A bad deal with Brussels could have a big impact on a sector that is already struggling with a skills gap.
“If there was no suitable immigration agreement, that really could impact the after-sales market of service and repair, and harm our access to skilled labor,” Robinson said. “That would be a problem.”
Take Sunseeker, whose 2,500-man strong workforce in Poole, Dorset, on England’s south coast, employs between 300 and 400 EU citizens.
“It’s always worked very well for us,” Sunseeker’s Robertson said about the EU’s internal market, which allows citizens of all 28 member states to work in each other’s countries. “They work very hard, and we don’t want to lose that.”
So far, Brexit has been a “mixed bag,” for the marine industry, Robinson said.
On the one hand, UK exports “have clearly been boosted by the drop in the pound after the Brexit referendum, and they are up about 4.7%,” said Robinson, who used to head up MDL Marinas before joining British Marine as its first female boss in July.
“The big boat manufacturers…their margins are being squeezed by higher costs for sure. On the other hand, their sales books are full. So margins potentially down, but volume up,” she said.
But things are less positive for those in the supply chain or import business.
In 2014, the UK imported more than £100 million in boats. In 2017, a year after the outcome of the Brexit referendum prompted a sharp drop in the pound against other major currencies, boat imports had dwindled to just £30 million.
Second-hand boat businesses in Britain are also struggling.
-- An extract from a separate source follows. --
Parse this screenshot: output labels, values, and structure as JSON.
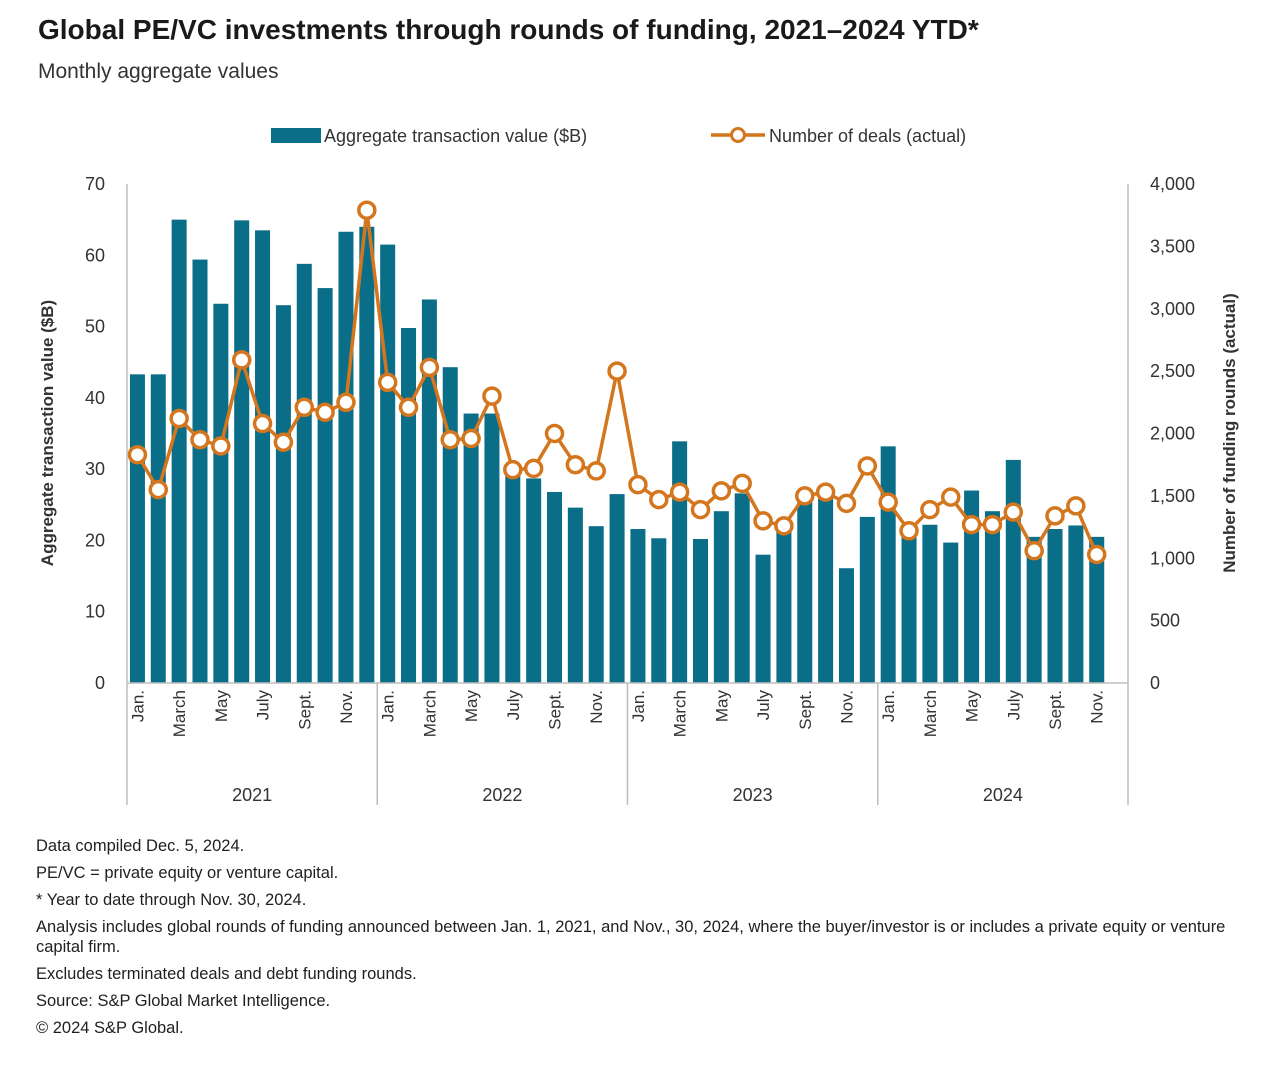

“It’s very difficult to get second-hand boats because with the drop in the pound, it’s been easy for people to sell them in Europe,” Robinson said.
Despite uncertainty about the future, Sunseeker is reporting record demand for its high-end luxury motor boats, with its order book for 2018 completely sold out, while half of its 2019 line-up has already been snapped up by wealthy buyers.
With 45% of Sunseeker’s sales coming from Europe, and 35% from America and the rest from the Middle East, Far East and South America, much is at stake in the Brexit talks.
“We’ve tried to plan, we’ve tried to look at all scenarios, at how we would export, what complications there would be on bringing the componentry in and what effect that would have on us financially,” said Sunseeker’s Robertson, as he sat on the top deck of the new £2.2 million ($2.9 million) Predator 74 on a sunny day at the Southampton Boat Show.
“So we’ve planned for all eventualities. But I have to be honest, at the moment, we don’t know. But the good thing is the clients seem to buying anyway. As long as we can continue to do that going forward, then great. And hopefully, we can then work through Brexit.”